News24 is in possession of the court order issued by the Free State High Court on Thursday that puts the Krynaauws Lust farm near Vrede in the Free State under curatorship of the NPA's Asset Forfeiture Unit (AFU) and reveals that the Free State's agricultural department - under then MEC Mosebenzi Zwane - paid R220 million to the Guptas in what the AFU calls a "scheme designed to defraud and steal monies from the department".
This is the second in a series of court actions as the NPA clamps down on companies and individuals implicated in state capture.
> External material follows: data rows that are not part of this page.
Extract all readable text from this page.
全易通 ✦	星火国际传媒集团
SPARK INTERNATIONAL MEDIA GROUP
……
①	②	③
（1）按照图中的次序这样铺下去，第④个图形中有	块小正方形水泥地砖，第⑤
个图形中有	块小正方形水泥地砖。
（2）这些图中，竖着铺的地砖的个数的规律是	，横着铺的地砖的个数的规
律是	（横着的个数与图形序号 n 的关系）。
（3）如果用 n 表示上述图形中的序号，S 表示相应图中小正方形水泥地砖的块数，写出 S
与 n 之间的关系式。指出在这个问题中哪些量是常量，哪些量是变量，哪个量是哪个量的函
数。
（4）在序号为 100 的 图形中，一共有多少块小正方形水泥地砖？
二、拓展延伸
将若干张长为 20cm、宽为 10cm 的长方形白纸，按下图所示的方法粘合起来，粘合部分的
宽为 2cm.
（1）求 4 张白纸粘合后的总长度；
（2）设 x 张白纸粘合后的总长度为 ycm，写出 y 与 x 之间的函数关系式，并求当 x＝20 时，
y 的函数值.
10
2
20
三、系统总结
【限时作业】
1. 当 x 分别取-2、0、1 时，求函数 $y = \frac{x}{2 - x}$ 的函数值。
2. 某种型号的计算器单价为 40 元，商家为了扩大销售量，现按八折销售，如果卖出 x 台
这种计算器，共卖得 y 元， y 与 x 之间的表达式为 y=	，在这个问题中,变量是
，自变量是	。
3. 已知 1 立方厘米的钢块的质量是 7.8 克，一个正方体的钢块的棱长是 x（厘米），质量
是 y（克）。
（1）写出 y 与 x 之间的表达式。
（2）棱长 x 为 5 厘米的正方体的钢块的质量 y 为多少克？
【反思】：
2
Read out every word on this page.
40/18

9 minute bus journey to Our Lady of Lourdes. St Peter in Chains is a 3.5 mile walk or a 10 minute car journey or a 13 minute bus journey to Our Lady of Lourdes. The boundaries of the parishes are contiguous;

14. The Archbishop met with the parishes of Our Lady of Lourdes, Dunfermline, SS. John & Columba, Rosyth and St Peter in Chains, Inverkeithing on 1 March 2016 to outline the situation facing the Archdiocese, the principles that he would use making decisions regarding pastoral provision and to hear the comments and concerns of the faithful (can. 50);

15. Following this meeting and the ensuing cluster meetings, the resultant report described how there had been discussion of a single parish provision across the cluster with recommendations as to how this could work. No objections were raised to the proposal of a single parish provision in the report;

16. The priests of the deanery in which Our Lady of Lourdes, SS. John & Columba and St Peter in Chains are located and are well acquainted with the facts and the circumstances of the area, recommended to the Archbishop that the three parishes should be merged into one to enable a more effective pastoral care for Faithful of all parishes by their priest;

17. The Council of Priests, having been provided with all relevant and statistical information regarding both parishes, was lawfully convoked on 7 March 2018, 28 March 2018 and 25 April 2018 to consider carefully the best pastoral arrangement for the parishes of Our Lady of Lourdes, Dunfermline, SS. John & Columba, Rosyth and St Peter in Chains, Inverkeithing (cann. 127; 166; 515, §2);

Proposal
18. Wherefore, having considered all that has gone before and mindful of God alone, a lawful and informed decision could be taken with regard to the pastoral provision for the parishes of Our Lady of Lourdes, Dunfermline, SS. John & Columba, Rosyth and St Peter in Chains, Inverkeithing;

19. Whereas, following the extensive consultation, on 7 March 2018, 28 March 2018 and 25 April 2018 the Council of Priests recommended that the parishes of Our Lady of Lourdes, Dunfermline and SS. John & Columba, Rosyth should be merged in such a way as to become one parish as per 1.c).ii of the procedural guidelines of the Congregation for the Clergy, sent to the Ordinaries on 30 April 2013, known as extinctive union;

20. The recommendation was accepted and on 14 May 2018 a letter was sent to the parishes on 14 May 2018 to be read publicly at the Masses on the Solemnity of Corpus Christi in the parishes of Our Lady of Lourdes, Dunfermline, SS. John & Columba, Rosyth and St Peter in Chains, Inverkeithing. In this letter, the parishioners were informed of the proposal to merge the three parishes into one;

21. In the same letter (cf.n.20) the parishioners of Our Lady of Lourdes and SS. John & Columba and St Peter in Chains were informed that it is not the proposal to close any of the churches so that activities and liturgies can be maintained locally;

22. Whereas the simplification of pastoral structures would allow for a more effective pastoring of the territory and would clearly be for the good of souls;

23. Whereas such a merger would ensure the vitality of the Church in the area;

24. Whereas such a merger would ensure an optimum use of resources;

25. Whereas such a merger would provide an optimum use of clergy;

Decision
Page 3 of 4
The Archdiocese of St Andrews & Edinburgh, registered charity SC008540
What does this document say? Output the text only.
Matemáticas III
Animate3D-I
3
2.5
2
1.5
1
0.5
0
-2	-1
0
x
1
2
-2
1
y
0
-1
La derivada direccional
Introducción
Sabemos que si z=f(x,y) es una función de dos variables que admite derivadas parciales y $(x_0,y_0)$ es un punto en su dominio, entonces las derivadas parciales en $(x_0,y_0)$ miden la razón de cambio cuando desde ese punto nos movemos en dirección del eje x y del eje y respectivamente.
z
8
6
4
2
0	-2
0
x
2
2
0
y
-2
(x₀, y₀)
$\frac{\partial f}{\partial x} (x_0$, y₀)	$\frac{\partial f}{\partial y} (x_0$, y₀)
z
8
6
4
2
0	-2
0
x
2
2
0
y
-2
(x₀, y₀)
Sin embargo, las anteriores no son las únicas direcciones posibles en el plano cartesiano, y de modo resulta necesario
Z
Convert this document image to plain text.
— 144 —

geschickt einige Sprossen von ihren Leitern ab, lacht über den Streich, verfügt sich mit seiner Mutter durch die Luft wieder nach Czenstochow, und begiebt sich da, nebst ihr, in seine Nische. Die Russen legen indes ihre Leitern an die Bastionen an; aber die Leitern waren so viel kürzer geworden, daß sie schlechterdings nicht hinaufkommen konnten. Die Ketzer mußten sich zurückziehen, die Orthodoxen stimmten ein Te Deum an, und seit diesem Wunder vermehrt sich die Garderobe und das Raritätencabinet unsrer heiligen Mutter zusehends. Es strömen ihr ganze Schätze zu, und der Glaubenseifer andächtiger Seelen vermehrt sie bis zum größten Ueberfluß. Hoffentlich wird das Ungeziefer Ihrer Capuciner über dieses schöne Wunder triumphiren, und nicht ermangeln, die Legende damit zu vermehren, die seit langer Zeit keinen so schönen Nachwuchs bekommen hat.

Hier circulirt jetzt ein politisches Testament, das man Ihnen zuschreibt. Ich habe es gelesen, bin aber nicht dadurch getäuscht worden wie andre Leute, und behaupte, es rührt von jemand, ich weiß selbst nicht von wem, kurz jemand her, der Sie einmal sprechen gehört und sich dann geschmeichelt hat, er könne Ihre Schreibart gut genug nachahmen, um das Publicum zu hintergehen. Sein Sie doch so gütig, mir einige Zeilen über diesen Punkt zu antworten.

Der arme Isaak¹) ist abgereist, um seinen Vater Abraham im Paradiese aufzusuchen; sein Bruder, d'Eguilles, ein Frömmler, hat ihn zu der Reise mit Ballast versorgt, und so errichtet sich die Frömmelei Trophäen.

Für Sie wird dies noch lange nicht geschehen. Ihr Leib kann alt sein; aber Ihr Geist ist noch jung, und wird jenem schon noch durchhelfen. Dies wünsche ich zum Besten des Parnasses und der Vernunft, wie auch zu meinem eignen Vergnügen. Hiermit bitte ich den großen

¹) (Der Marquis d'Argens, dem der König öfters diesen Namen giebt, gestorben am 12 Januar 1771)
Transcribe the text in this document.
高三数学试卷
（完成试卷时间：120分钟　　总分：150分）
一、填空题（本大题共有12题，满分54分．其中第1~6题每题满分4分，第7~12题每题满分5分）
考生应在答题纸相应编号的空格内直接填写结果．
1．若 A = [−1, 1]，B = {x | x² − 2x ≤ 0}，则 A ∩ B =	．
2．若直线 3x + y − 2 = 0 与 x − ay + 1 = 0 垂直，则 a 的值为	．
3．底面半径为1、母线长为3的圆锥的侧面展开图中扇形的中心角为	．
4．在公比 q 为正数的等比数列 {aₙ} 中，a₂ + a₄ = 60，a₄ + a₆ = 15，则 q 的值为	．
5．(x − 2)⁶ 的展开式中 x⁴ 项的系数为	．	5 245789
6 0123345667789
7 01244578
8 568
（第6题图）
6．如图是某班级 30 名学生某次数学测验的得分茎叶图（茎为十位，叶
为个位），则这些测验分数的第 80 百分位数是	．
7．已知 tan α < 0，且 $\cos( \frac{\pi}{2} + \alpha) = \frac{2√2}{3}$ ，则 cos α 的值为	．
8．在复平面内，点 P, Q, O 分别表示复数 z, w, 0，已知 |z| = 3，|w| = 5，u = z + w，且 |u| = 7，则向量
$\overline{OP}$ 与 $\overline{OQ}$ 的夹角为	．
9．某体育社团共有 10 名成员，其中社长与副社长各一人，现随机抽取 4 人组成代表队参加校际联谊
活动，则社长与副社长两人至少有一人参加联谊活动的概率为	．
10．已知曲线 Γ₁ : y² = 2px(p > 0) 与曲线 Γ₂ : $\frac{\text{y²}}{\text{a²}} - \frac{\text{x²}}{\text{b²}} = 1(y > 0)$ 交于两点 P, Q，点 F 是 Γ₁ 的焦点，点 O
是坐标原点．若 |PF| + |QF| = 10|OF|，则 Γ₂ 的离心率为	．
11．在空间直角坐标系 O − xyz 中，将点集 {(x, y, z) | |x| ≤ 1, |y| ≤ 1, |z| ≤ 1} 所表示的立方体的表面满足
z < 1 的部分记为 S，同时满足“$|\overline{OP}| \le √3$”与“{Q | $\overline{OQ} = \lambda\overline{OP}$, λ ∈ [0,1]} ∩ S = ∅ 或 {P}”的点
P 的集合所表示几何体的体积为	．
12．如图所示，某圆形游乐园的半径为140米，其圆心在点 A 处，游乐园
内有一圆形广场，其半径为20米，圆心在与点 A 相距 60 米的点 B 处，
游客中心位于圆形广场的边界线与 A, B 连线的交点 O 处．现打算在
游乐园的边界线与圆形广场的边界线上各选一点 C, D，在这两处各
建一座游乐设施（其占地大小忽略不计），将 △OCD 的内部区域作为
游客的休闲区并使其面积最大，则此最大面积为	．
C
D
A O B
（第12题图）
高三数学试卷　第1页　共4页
The first applications targeted consulting firm McKinsey and advisory firm Trillian for irregular work done for Eskom.
The farm, that was gifted to the Gupta-linked Estina in 2013 under a free 99-year lease by the Free State agriculture department, was one of the most scandalous transactions between the Guptas and a government entity.
The #GuptaLeaks revealed last year how at least R30 million paid to the Guptas via the farm ended up funding the family's lavish Sun City wedding in 2013.
According to the court order issued by Judge Fouché Jordaan, the following people and entities all received money meant for a government farming project:
- Kamal Vasram (R4 million)
- Chandrama Prasad (R465 264)
- Vargafield (R16 million)
- Atul Gupta (R10 million)
- Aerohaven Trading (R21 million)
- VR Laser Investments (R15 million)
- Uxolo Diamond Cutting Works (R4.5 million)
- MK Investments (R171 046)
- Oakbay Investments (R24.5 million)
- Islandsite Investments 180 (R5 million)
- Bank of Beroda (R30 million)
- Westdawn Investments (R6 million)
- Annex Distribution (R6 million)
- Linkway Trading (R6 million)
- Stanlib Bedford Gardens (unknown)
In his affidavit before court, the AFU's head of operations, Advocate Knorx Molelle, states that the farm "is the proceeds and instrumentality of unlawful activities; namely fraud, theft and corruption and money laundering".
An irregular government process, including fraudulent assistance from government officials, led to the Guptas scoring a farm they had no intention of developing.
"I submit that the entire project was a mere facade right from the outset that was aimed at providing a veil of legitimacy to what was evidently a scheme designed to defraud and steal monies from the department... the entire project, including the land it was located on, were instrumentalities of the evident theft, fraud and money laundering," Molelle wrote.